Ein verstörendes Erlebnis für ihn. «Ich bekam es mit der Angst zu tun, schliesslich war ich auch der Dunkle unter den Kindern. Anders als der italienische Bub hatte ich aber bereits Freunde und konnte mich gut wehren.»
Schlechter erging es seiner Schwester. Die Dunklere der drei Kinder sei oft auf dem Heimweg von den anderen verhauen worden, sagt Samir. Auch hätten Schulkinder ihn und seine Geschwister immer wieder als «Ausländer» beschimpft und ausgegrenzt.
Weil ein Teil seines Dok-Films mit Animationen dargestellt wird, will Samir heute zumindest ein paar Fotos machen, die der Produktionsfirma als Vorlage fürs Video dienen. Also tritt er unbeirrt mitten in den Schulhof und fotografiert zwischen einer Horde spielender Kinder die Umgebung.
Verleugnung der Herkunft
Danach steigt er wieder ins Auto, um seinen ehemaligen Schulweg abzufahren. Bei der Einfahrt zur Bergstrasse bremst er ab. Ob es die Bäckerei noch gibt? Nein. Danach ist er überrascht, dass die Alpenstrasse weiterhin Alpenstrasse heisst. Hier hätten früher die «Meh-Bessere» gewohnt, auch einer seiner Schulkollegen, mit dem er oft gespielt habe.

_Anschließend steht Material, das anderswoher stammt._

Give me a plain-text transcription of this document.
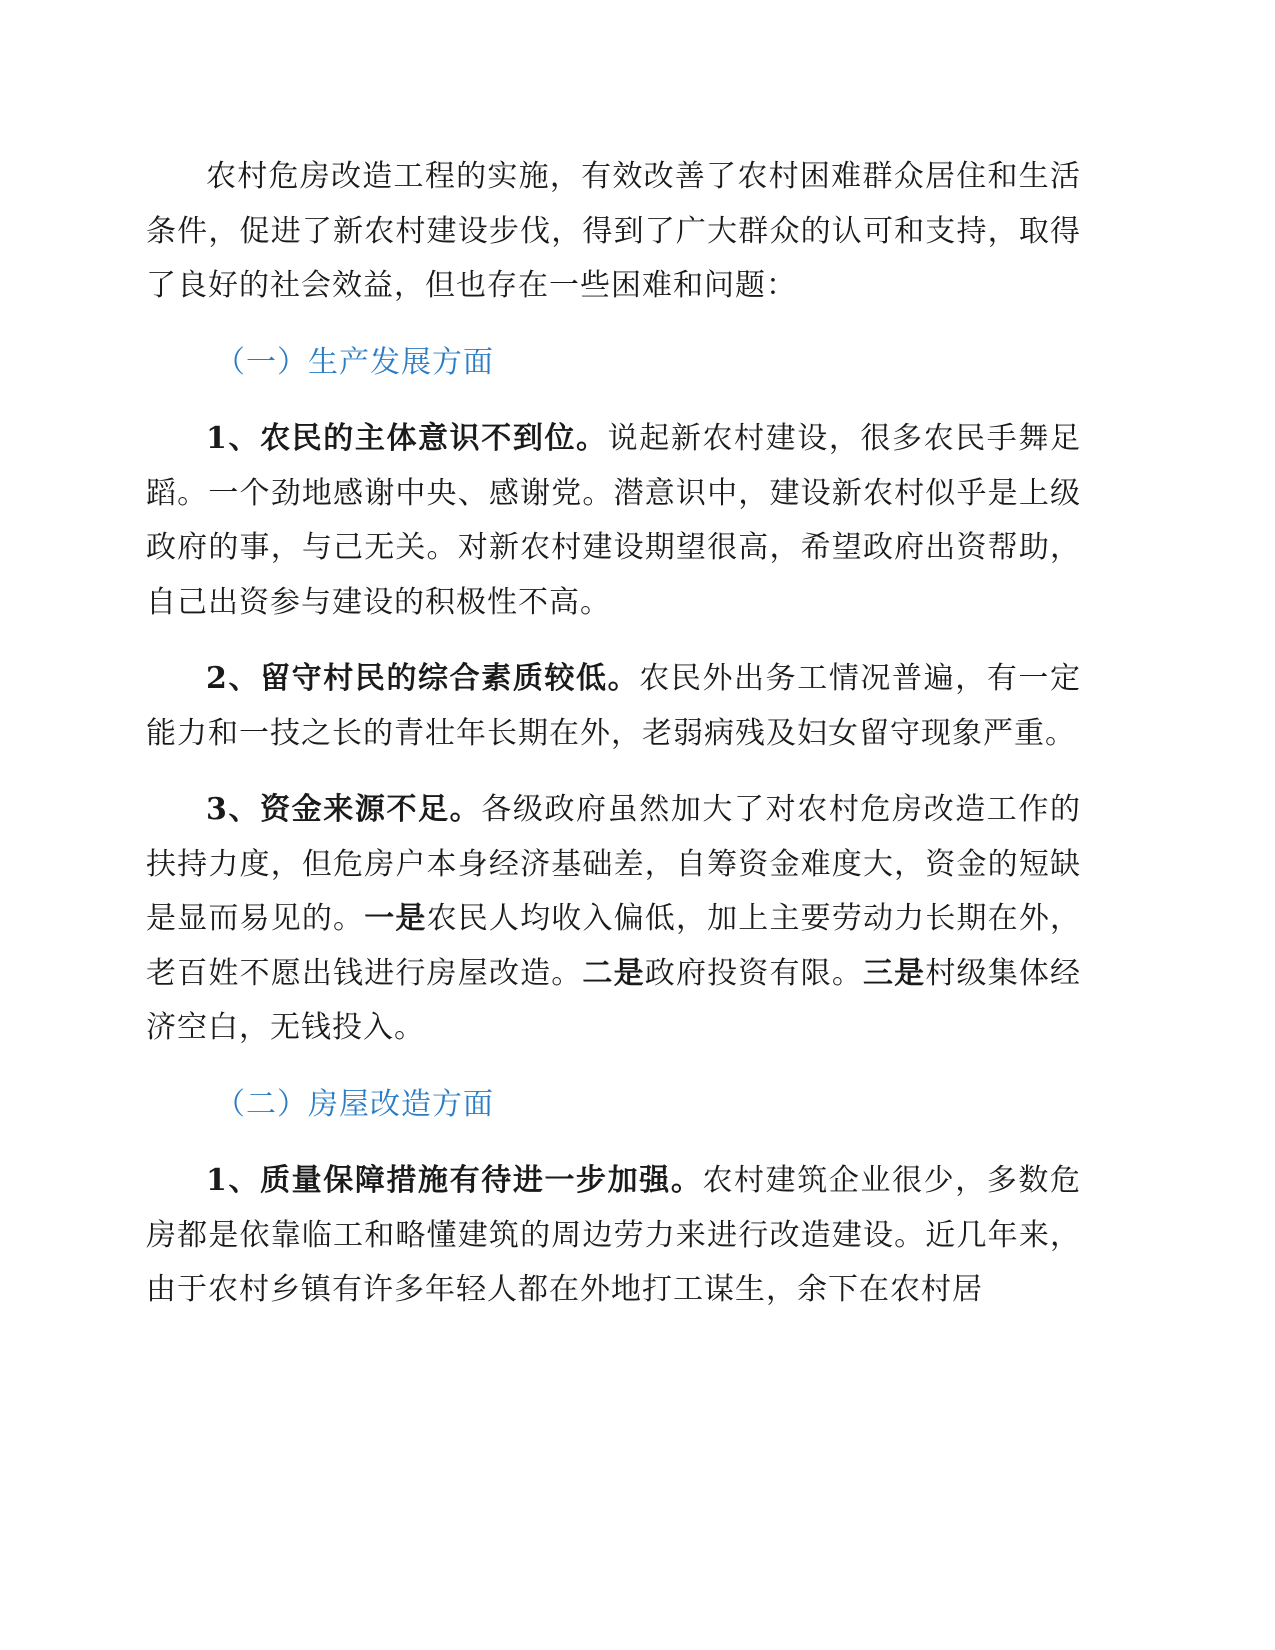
农村危房改造工程的实施，有效改善了农村困难群众居住和生活条件，促进了新农村建设步伐，得到了广大群众的认可和支持，取得了良好的社会效益，但也存在一些困难和问题：

（一）生产发展方面

1、农民的主体意识不到位。说起新农村建设，很多农民手舞足蹈。一个劲地感谢中央、感谢党。潜意识中，建设新农村似乎是上级政府的事，与己无关。对新农村建设期望很高，希望政府出资帮助，自己出资参与建设的积极性不高。

2、留守村民的综合素质较低。农民外出务工情况普遍，有一定能力和一技之长的青壮年长期在外，老弱病残及妇女留守现象严重。

3、资金来源不足。各级政府虽然加大了对农村危房改造工作的扶持力度，但危房户本身经济基础差，自筹资金难度大，资金的短缺是显而易见的。一是农民人均收入偏低，加上主要劳动力长期在外，老百姓不愿出钱进行房屋改造。二是政府投资有限。三是村级集体经济空白，无钱投入。

（二）房屋改造方面

1、质量保障措施有待进一步加强。农村建筑企业很少，多数危房都是依靠临工和略懂建筑的周边劳力来进行改造建设。近几年来，由于农村乡镇有许多年轻人都在外地打工谋生，余下在农村居
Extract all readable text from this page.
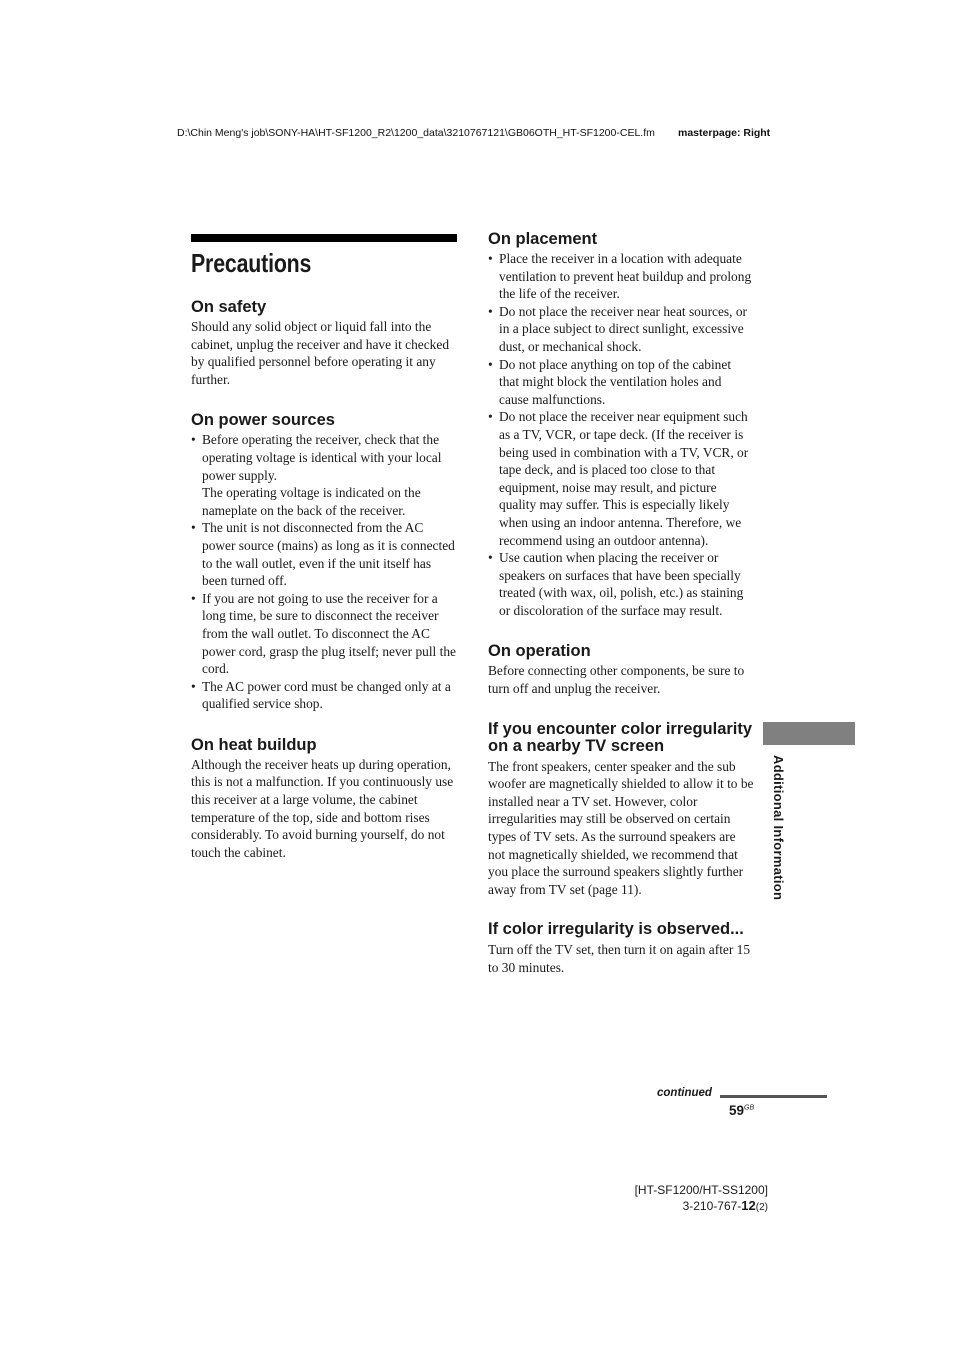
D:\Chin Meng's job\SONY-HA\HT-SF1200_R2\1200_data\3210767121\GB06OTH_HT-SF1200-CEL.fm masterpage: Right
Precautions
On safety

Should any solid object or liquid fall into the cabinet, unplug the receiver and have it checked by qualified personnel before operating it any further.

On power sources
• Before operating the receiver, check that the operating voltage is identical with your local power supply.
The operating voltage is indicated on the nameplate on the back of the receiver.
• The unit is not disconnected from the AC power source (mains) as long as it is connected to the wall outlet, even if the unit itself has been turned off.
• If you are not going to use the receiver for a long time, be sure to disconnect the receiver from the wall outlet. To disconnect the AC power cord, grasp the plug itself; never pull the cord.
• The AC power cord must be changed only at a qualified service shop.
On heat buildup

Although the receiver heats up during operation, this is not a malfunction. If you continuously use this receiver at a large volume, the cabinet temperature of the top, side and bottom rises considerably. To avoid burning yourself, do not touch the cabinet.

On placement
• Place the receiver in a location with adequate ventilation to prevent heat buildup and prolong the life of the receiver.
• Do not place the receiver near heat sources, or in a place subject to direct sunlight, excessive dust, or mechanical shock.
• Do not place anything on top of the cabinet that might block the ventilation holes and cause malfunctions.
• Do not place the receiver near equipment such as a TV, VCR, or tape deck. (If the receiver is being used in combination with a TV, VCR, or tape deck, and is placed too close to that equipment, noise may result, and picture quality may suffer. This is especially likely when using an indoor antenna. Therefore, we recommend using an outdoor antenna).
• Use caution when placing the receiver or speakers on surfaces that have been specially treated (with wax, oil, polish, etc.) as staining or discoloration of the surface may result.
On operation

Before connecting other components, be sure to turn off and unplug the receiver.

If you encounter color irregularity on a nearby TV screen

The front speakers, center speaker and the sub woofer are magnetically shielded to allow it to be installed near a TV set. However, color irregularities may still be observed on certain types of TV sets. As the surround speakers are not magnetically shielded, we recommend that you place the surround speakers slightly further away from TV set (page 11).

If color irregularity is observed...

Turn off the TV set, then turn it on again after 15 to 30 minutes.

Additional Information
continued
$59^{GB}$
[HT-SF1200/HT-SS1200]
3-210-767-12(2)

Vor lauter Reden merkt er nicht, dass hinter ihm schon drei Autos seinem Schleichtempo folgen. An seine Kindheit erinnert sich Samir gern. Dübendorf, damals dörflicher als heute, habe ihm beim Schweizerdeutsch-Lernen geholfen. «Grüezi» hier und da – er sei jeweils schnell in den Austausch mit anderen gekommen.
Dabei geholfen hat auch die Neugier der Anwohner. In seiner Kindheit habe es noch nicht viele Ausländer im Quartier gehabt, sagt Samir. Er fiel auf mit seinem schwarzen Haar und dem dunkleren Teint und wurde oft nach seiner Herkunft gefragt. «Ich bin Schweizer, meine Mutter ist Schweizerin», habe er geantwortet. «Natürlich stimmte das nicht ganz, aber als Kind wollte ich kein Aussenseiter sein.»
Begegnung mit Fremdenfeindlichkeit
In die Aussenseiterrolle fühlte er sich gedrängt, als die Schwarzenbach-Initiative lanciert wurde (siehe Box). 15 war Samir zu der Zeit. Ständig sei James Schwarzenbach in den Nachrichten gekommen.
Der Jugendfreund meiner Mutter mochte zwar keine Ausländer, aber dadurch erhielt sie wieder die Schweizer Staatsbürgerschaft.
Mit Galgenhumor hat die Familie auf den Vorstoss des Rechtspopulisten reagiert. Nun seien sie halt «die blöden Ausländer», die im Fall einer Annahme des Volksbegehrens ausgeschafft würden. «Uns blieb nichts anderes übrig, als darüber zu lachen.»
Aber eigentlich sei es grotesk gewesen: die Mutter, die als gebürtige Gockhauserin den Status einer Ausländerin habe, der Vater, der zwar eine dunklere Hautfarbe habe, aber fast perfekt Schweizerdeutsch spreche.
Die Schwarzenbach-Initiative
Der Zürcher Nationalrat James Schwarzenbach wurde durch die gleichnamige Volksinitiative bekannt, die 1970 zur Abstimmung kam. Der Parteiexponent der rechtspopulistischen Schweizer Demokraten wollte mit dem Begehren den Anteil der ausländischen Bevölkerung in jedem einzelnen Kanton ausser in Genf unter 10 Prozent halten. Das Schweizer Stimmvolk lehnte die Initiative letztlich mit 54 Prozent Nein-Stimmen ab.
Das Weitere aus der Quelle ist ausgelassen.